M. Laberge a mis un an avant de voir l'objet prendre forme. Chaque réplique, chaque phylactère a été minutieusement étudié et retravaillé, rien n'a été laissé au hasard ou à la facilité. «J'ai tâché de trouver, avec rigueur et constance, le juste milieu en employant des mots que seuls les Québécois comprennent, évitant les sacres et la vulgarité.» Ainsi le capitaine Haddock s'exclame : «Ôtez-vous de d'là !» ou se fait dire par un méchant : «Pis, mon vieux robineux, té-tu déjà en train de brasser la cage ?»

Pourquoi avoir choisi Coke en stock parmi les albums de Tintin? Le mot «colocs» dans le titre québécois n'est pas fortuit, puisque la «coke» en question dans l'album original ne désigne pas une cargaison de poudre blanche mais, par détour, une «marchandise» d'esclaves. «Coke en stock n'est pas le plus populaire des albums de Tintin, mais il met en scène beaucoup de personnages connus de l'univers d'Hergé.»

Haddock, le vieux marin alcoolo dont on connaît l'éternelle mauvaise humeur et les élans de colère, y tient une fois de plus la vedette. Laberge a tenu à conserver les «jurons» originaux du capitaine : «C'est une règle de fonctionnement chez Hergé, qui utilise des mots rares ou peu employés de la langue française en guise de jurons. Ce ne sont jamais des insultes habituelles : tonnerre de Brest, mille millions de mille sabords; sapajou; iconoclaste; etc. Ce langage est exclusif au capitaine Haddock.»

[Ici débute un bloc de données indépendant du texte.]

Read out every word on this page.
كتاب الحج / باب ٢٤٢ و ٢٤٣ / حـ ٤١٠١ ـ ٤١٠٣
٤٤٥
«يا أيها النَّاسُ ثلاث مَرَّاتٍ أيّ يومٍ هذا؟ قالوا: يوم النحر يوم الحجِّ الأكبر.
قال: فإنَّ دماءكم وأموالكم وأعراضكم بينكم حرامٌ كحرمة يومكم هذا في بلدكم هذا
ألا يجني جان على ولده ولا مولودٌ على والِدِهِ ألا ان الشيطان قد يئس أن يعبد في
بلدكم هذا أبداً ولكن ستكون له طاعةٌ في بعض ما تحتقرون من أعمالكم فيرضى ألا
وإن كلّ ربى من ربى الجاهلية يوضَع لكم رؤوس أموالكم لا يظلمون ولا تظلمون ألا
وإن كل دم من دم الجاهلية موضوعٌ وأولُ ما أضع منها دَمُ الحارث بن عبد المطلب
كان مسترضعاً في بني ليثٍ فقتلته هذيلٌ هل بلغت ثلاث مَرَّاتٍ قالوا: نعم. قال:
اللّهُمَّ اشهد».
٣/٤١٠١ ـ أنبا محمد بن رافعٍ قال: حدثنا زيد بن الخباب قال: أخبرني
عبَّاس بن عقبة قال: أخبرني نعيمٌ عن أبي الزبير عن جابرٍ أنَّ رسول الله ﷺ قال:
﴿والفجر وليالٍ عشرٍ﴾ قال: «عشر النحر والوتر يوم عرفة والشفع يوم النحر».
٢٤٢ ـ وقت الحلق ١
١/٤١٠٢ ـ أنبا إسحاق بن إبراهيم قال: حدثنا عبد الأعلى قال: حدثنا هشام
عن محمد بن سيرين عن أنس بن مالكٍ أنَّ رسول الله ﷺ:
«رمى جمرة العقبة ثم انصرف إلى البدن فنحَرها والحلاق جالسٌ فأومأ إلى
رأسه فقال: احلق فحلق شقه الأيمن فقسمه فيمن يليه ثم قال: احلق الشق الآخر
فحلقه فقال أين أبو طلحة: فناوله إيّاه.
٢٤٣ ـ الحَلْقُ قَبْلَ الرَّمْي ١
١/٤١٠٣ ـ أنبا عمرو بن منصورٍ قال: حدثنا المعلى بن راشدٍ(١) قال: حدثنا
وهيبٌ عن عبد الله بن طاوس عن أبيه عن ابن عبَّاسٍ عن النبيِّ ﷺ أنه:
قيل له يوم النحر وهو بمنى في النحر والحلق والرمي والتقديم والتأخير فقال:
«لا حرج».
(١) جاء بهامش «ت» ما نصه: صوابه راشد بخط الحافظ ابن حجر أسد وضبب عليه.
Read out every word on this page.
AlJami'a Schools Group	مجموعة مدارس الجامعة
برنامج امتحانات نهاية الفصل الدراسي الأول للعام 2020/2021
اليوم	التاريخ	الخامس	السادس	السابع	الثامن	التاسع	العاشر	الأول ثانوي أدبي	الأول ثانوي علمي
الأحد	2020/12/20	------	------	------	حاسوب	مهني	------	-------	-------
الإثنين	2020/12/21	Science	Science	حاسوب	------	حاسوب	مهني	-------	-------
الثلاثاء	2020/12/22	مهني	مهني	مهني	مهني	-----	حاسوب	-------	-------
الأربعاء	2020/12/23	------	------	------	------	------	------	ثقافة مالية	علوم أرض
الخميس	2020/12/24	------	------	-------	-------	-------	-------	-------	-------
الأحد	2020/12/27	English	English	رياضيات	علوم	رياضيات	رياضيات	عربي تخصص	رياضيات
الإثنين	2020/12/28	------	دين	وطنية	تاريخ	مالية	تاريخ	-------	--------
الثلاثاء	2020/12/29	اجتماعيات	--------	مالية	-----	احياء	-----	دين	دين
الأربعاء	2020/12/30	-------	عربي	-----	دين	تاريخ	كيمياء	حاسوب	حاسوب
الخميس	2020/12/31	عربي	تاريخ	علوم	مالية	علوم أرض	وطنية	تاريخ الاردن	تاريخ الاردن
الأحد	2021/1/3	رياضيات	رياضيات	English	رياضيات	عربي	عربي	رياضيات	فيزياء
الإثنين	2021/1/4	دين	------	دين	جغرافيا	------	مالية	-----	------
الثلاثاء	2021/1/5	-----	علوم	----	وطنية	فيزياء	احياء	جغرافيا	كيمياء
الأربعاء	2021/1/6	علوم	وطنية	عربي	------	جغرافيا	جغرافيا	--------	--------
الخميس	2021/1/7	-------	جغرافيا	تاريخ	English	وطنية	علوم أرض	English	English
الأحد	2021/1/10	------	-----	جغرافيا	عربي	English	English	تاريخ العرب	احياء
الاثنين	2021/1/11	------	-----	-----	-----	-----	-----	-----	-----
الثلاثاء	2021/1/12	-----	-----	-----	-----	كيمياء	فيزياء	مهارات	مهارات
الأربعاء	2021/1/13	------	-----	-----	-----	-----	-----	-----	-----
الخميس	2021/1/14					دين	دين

La traduction de M. Laberge relève, de son propre aveu, de la langue orale populaire, celle parlée ici tous les jours. Il s'agit en quelque sorte d'une partition, le rythme et la musique du français québécois y étant rendus sans moquerie, sans complaisance. Ce Colocs en stock pure laine aura-t-il une suite? Quel album, le cas échéant, aura droit au supplice ou aux grâces d'une traduction québécoise? Rien n'est certain. Mais si l'expérience suscite l'intérêt et porte fruits, Yves Laberge serait intéressé à aller de l'avant.